873. Is the sense of justice natural or is it the product of acquired ideas?
“It is so natural that you are immediately appalled by the idea of an injustice. Moral progress definitely inspires this feeling, but it does not create it. God has placed it in the heart of all human beings and this is why you often find more stringent notions of justice in simple, primitive nations than others that are more educated.”
874. If justice is a law of nature, why do people understand it so differently? How can the same thing be just to one person, yet unjust to another?
“It is because your passions often mingle with this sentiment and corrupt it, as they do with most natural sentiments, causing you to see things from a false point of view.”
875. How should we define justice?
“Justice is respect for the rights of each and every individual.”
a) What determines these rights?
“Two things: human law and natural law. As human beings have created laws in harmony with their values and character, those laws have established rights that have varied with the progress of enlightenment. Your laws, although still far from perfect, no longer include what were considered rights in the Middle Ages. Those rights, while horrific to you now, appeared fair and natural at that time. Therefore, the rights established by humans are not always compliant with justice. In addition, they only govern certain social relations, while there are an infinite number of actions that are only tried privately by our conscience.”
876. Apart from the rights established by human law, what is the basis of justice according to natural law?
“Christ told you, ‘Do unto others as you would have others do unto you.’ God has placed in each of you the desire to see your own rights respected as the rule of true justice. When uncertain as to what we should do in regard to others at any given moment, we should ask ourselves what we would want others to do to us under the same circumstances. God could not give us a safer guide than our own conscience.”
The true measure of justice is, in fact, wanting for others what you would want for yourself. Merely wanting for yourself what you would want for others is not exactly the same thing. As it is unnatural to wish harm upon yourself, if we use our personal desires as the guide for our behavior towards our neighbors, we would never wish anything but good upon them. Universally, human beings have always sought to enforce their personal rights, while the unique factor of Christianity is the application of personal rights as the basis of our neighbors’ rights.
877. Does our need to live in a society impose any special obligations?
“Yes and the first of these is to respect the rights of others, as those who respect those rights will always be fair. In your world, where so many neglect to practice the law of justice, people turn to retaliation, and this causes trouble and confusion in your society. Social life gives rights and imposes corresponding duties.”
878. It is possible for human beings to be deluded with respect to the boundaries of their rights? How do they know their true limits?
“They can know their own limits by matching them to the limits of the rights that they recognize for others undergoing similar circumstances, and vice versa.”
a) If individuals attribute the rights of others to themselves, what happens to subordination beneath superiors? Would this not result in complete anarchy of all power?

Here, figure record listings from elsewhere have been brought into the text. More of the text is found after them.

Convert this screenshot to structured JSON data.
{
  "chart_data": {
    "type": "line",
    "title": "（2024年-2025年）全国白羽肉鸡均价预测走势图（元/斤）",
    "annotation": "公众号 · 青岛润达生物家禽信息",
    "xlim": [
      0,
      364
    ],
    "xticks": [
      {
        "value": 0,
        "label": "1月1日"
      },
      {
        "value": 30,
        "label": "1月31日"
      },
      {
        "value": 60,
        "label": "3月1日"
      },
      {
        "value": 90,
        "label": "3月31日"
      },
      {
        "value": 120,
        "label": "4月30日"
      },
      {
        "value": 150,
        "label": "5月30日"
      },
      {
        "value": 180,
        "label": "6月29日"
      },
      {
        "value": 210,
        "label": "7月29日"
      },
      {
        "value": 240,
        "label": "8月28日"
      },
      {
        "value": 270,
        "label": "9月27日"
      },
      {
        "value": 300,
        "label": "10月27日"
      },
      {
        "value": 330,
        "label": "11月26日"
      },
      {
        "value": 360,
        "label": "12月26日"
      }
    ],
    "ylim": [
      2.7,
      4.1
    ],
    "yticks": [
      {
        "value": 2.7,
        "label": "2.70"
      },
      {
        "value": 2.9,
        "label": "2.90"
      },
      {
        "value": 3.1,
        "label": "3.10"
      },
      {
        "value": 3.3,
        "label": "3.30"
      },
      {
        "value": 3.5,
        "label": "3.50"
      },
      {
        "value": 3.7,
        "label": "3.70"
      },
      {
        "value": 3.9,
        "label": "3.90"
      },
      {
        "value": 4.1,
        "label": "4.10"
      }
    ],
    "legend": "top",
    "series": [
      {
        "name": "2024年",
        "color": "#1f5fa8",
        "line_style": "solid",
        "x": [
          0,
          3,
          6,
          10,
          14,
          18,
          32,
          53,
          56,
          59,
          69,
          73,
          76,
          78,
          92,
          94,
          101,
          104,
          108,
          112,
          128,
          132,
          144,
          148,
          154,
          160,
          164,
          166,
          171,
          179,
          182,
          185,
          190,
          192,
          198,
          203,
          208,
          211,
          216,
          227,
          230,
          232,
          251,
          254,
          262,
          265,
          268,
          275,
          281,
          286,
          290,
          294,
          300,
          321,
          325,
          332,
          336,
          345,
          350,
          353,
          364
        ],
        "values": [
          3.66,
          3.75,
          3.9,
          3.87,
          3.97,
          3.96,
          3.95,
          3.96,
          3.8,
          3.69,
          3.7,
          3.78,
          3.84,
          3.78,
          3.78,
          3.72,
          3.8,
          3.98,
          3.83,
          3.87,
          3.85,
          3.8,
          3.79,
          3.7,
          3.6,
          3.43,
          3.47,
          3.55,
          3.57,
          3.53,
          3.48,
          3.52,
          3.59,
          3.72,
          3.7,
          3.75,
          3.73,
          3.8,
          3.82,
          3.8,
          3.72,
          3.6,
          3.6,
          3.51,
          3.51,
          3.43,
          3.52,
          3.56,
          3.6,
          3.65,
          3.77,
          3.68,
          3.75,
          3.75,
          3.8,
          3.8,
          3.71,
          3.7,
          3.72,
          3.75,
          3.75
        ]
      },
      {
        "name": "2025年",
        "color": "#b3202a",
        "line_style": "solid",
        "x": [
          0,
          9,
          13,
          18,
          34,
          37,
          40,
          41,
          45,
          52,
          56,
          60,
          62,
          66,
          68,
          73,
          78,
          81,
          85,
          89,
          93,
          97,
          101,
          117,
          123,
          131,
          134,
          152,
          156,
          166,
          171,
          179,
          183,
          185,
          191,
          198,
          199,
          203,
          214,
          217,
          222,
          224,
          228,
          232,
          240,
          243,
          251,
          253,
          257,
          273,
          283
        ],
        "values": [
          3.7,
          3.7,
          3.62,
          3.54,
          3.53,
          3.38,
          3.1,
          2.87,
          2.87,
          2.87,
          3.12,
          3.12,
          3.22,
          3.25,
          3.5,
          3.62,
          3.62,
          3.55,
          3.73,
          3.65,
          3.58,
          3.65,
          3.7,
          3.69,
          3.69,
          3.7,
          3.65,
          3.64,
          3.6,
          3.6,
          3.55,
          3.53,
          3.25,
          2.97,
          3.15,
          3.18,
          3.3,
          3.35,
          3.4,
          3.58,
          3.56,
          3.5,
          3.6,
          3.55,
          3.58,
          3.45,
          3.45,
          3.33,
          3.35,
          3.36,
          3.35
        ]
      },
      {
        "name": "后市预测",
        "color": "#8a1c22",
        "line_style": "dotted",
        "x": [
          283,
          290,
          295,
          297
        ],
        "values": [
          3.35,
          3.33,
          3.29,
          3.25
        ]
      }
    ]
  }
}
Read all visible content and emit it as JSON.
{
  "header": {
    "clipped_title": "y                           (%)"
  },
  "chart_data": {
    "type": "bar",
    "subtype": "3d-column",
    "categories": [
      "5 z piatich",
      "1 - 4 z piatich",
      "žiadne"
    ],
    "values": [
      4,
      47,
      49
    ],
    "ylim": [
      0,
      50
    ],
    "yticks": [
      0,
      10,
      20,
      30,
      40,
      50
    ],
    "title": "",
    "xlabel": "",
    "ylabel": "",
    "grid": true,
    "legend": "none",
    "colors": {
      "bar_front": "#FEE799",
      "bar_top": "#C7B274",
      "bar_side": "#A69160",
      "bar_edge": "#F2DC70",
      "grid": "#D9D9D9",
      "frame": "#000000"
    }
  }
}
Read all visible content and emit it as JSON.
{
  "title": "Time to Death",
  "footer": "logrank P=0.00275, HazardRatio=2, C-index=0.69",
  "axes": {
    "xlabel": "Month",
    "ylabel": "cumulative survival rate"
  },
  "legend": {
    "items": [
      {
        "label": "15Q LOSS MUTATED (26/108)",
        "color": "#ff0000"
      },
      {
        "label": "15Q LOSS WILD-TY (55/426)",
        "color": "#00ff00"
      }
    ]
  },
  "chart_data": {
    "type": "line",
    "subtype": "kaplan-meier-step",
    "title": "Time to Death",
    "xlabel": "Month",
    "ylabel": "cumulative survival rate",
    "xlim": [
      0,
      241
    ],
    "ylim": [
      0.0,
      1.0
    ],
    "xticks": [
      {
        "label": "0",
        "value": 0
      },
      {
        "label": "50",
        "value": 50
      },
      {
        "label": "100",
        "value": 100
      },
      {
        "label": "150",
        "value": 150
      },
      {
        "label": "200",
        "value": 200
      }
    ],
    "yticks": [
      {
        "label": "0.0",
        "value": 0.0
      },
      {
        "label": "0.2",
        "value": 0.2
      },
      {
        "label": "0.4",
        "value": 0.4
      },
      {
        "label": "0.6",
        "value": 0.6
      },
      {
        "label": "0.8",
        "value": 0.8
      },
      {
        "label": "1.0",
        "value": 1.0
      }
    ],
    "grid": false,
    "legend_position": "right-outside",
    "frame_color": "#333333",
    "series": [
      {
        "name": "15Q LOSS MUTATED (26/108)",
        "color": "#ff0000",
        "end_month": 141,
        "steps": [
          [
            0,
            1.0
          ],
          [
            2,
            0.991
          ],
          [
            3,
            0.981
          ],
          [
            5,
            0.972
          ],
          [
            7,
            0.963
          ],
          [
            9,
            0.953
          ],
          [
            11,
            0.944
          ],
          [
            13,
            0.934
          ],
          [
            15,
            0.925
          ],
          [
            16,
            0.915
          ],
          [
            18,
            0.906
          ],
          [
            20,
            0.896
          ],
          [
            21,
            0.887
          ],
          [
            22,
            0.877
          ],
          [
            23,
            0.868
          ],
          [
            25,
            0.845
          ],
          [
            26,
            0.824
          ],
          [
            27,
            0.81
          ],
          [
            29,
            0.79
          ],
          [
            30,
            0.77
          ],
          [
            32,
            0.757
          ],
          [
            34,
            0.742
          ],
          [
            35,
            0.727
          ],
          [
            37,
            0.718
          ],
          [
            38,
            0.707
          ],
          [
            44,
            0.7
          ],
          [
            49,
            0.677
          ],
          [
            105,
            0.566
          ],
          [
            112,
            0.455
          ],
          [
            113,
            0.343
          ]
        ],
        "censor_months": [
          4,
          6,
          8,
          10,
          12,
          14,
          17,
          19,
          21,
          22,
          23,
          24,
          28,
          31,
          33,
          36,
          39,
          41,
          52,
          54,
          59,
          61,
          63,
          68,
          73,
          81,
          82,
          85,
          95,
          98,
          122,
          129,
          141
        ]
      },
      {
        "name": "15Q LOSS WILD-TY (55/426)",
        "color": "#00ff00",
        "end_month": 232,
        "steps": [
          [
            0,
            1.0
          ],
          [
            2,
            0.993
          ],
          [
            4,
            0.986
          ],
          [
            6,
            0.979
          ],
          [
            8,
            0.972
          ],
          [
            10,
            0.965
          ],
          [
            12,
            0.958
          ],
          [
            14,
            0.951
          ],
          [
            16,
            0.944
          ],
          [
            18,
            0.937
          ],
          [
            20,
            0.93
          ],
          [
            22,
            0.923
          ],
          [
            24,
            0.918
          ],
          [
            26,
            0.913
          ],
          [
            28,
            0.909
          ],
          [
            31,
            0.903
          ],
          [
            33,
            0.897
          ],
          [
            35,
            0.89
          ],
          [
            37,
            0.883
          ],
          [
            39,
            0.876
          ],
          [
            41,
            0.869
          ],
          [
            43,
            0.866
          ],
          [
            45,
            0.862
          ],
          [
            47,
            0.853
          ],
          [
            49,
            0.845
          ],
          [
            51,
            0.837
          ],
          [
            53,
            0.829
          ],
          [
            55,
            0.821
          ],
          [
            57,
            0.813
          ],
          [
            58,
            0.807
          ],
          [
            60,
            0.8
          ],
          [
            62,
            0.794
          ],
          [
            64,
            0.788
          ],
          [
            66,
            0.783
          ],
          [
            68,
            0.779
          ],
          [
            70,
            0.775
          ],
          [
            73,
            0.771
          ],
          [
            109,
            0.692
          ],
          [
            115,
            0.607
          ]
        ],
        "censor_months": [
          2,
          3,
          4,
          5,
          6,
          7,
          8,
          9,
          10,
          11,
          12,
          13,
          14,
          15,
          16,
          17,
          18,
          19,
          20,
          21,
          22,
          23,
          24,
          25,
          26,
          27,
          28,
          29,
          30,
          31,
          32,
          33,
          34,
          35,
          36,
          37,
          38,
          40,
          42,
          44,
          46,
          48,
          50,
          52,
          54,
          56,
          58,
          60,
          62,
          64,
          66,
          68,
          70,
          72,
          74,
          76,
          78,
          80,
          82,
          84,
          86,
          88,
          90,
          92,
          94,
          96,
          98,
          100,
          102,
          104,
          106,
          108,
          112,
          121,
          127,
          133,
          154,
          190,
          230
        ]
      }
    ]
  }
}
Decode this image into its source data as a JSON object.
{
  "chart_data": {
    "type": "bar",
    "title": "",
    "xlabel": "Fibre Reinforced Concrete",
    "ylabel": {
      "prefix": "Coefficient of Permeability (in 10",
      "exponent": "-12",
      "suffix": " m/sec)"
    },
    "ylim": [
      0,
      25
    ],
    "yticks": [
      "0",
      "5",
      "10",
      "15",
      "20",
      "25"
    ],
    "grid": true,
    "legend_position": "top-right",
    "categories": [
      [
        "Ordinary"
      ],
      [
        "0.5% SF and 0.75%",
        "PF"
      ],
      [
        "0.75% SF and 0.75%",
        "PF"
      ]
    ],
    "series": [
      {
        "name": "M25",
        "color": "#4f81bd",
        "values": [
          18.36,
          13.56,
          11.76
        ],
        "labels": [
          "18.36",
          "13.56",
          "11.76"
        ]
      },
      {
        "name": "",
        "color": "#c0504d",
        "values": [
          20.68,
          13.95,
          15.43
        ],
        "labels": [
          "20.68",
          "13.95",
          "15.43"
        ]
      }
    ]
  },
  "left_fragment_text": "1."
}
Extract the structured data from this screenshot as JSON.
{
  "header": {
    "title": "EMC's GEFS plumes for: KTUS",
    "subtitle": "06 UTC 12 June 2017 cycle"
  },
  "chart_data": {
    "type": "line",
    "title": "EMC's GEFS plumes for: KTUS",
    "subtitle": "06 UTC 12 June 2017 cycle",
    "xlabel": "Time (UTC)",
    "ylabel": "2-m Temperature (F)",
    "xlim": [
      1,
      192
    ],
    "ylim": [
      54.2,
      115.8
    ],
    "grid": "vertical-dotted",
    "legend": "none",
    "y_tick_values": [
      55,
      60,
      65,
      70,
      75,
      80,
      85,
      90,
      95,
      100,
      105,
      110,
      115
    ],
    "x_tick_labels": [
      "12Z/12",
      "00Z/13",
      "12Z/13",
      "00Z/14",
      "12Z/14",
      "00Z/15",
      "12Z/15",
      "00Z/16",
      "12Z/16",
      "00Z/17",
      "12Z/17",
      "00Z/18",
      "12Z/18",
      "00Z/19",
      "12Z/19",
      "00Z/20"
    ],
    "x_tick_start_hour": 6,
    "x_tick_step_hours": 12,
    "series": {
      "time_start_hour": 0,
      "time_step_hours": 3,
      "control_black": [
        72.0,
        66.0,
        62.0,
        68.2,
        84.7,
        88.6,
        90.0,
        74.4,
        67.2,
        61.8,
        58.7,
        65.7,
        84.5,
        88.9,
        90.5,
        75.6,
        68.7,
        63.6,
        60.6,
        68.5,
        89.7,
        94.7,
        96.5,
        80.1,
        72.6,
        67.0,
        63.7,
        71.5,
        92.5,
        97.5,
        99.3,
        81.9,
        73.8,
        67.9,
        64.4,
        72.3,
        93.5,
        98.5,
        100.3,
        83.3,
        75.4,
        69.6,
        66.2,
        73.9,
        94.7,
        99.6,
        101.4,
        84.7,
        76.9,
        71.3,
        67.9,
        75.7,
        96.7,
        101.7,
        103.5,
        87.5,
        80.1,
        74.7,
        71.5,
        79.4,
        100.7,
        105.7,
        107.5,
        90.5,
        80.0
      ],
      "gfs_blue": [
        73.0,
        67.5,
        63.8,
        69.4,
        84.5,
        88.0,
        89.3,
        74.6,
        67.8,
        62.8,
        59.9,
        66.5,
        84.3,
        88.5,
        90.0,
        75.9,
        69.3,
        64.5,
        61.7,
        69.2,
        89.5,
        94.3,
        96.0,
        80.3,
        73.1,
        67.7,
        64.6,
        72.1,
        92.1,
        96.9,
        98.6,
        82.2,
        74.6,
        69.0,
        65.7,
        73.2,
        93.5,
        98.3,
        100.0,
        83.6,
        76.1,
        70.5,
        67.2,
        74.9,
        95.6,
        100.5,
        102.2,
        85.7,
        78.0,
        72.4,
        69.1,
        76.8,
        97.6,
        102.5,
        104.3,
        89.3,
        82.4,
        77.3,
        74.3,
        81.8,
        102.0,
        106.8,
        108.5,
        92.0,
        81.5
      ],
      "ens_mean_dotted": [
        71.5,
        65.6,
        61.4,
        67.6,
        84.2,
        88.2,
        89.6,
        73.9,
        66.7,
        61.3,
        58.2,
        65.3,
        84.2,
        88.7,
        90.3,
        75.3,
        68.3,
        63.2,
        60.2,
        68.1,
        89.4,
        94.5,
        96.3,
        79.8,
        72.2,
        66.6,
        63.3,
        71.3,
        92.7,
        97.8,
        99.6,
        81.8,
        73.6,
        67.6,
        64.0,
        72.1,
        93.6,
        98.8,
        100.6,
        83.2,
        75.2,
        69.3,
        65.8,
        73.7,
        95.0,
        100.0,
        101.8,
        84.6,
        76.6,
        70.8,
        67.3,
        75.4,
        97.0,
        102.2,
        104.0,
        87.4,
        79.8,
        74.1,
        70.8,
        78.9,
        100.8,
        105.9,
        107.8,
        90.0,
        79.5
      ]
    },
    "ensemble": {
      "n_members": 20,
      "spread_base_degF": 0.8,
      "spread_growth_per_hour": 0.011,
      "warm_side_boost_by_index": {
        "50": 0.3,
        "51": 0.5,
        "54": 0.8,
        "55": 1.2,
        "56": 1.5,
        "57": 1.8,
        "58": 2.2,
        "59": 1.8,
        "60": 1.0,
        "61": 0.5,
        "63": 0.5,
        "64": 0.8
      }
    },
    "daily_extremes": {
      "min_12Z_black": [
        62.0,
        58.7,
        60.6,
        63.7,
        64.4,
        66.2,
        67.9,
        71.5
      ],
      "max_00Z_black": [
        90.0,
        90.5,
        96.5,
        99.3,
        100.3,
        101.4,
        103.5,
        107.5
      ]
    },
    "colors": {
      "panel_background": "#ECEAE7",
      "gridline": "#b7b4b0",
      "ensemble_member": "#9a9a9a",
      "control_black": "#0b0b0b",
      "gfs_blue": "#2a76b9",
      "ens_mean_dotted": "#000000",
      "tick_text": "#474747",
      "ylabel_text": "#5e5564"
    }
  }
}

“Natural rights are the same for everyone, from the smallest to the greatest. God has not sculpted some human beings from a better quality clay than others, and all are equals in God’s eyes. These rights are eternal, while societal rights die with its institutions. Furthermore, people distinctly know their strength or weakness, and will always be conscious of feeling a sort of deference to those individuals whose wisdom or virtue deserve respect. This is important so that those who think that they are superior know what duties give them a right to be admired. There will be no defiance when authority is only granted to superior wisdom.”
879. What would be the character of those who practice justice in all its purity?
“That of true justice, following the example of Jesus, because they would love their neighbor and practice charity. Without these virtues, there can be no real justice.”